Issue: 11. (November)

First Page: 1837

Last Page: 1837

Title: Dynamics of Cretaceous Epicontinental Seas: ABSTRACT

Author(s): Erle G. Kauffman

Abstract:

Acceleration of plate spreading and hot spot activity during the Cretaceous produced topographically elevated regions of the sea floor, which episodically displaced global sea level upward as much as 300 m (980 ft), broadly flooding the world's cratons with shallow epicontinental seas. Episodes of relative plate quiescence accompanied destruction of these topographic features and sea level fall. Ten such eustatic rise-fall events, third-order cycles averaging 10 m.y. in duration, are defined from coincident transgressive-regressive strandline migrations and various types of sedimentary cyclothems on many of the world's cratons; epicontinental seas and their sedimentary record comprise the most sensitive tools for defining sea level fluctuations. Precise correlation of the e eustatic fluctuations, and determination of rates of sea level change, are possible through a new technique of high-resolution event stratigraphy, integrated through graphic correlation with refined biostratigraphy and geochronology. The best documented record of Cretaceous eustasy, and the most refined system of geologic time and event correlation, is associated with the great Western Interior seaway of North America. This sea occupied a major foreland basin east of the North American Cordillera.

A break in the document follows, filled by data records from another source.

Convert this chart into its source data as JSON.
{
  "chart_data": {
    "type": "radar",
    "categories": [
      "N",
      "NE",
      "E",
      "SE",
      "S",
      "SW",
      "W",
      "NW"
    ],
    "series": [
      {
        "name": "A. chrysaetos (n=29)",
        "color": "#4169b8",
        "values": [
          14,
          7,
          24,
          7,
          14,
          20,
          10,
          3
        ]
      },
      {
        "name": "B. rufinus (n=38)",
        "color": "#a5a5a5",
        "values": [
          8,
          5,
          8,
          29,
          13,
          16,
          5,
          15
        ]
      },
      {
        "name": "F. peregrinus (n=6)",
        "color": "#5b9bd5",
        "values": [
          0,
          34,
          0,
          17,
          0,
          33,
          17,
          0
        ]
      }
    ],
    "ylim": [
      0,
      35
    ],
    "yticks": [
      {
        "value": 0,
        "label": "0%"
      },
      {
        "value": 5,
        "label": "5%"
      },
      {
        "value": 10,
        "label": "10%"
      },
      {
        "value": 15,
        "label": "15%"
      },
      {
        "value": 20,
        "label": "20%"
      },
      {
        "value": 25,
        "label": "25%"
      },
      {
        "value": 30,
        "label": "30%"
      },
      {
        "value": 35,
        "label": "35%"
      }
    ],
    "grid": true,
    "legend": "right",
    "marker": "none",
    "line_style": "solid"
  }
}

In this basin, strong evidence exists for near-simultaneous response of regional tectonic and volcanic activity, sedimentation patterns, eustatic fluctuation, strandline migration, climate history, and variations in paleobathymetry, temperature, and water chemistry in the Western Interior seaway, with episodes of active vs. passive spreading and subduction. The dynamics of basin history documented in the Western Interior seaway serve as a new model for epicontinental marine history worldwide. Basin analysis suggests that, coincident with active plate spreading and subduction along the Pacific margin of North America, active thrusting, plutonism, and vulcanism characterized the western Cordillera; the foreland basin was subsiding at rates greater than predicted by tectonic/sedimentolog c loading; basement block faulting was initiated in the tectonic hinge zone; and the basin reached its deepest phase as sea level rose and marine transgression overprinted regional tectonic and sedimentologic features. Major thermal and chemical fluctuations, including regional and global anoxic events, characterized the seaway at this time, producing extensive source rocks. Subsequent phases of relative plate quiescence were coincident with major reduction in Cordilleran tectonics, vulcanism, and basin subsidence, as well as with eustatic fall and epicontinental regression. Resultant filling of the seaway with sediments allowed extensive eastward progradation of clastic wedges across the basin axis and onto the stable eastern platform, forming the major Cretaceous hydrocarbon reservoirs Most major coal deposits formed on delta and strand plains during relative eustatic stillstand at peak transgression and peak regression. The integrated study of basin dynamics in epicontinental seas, linked to eustatic history, allows the development of powerful exploration models for fossil fuels.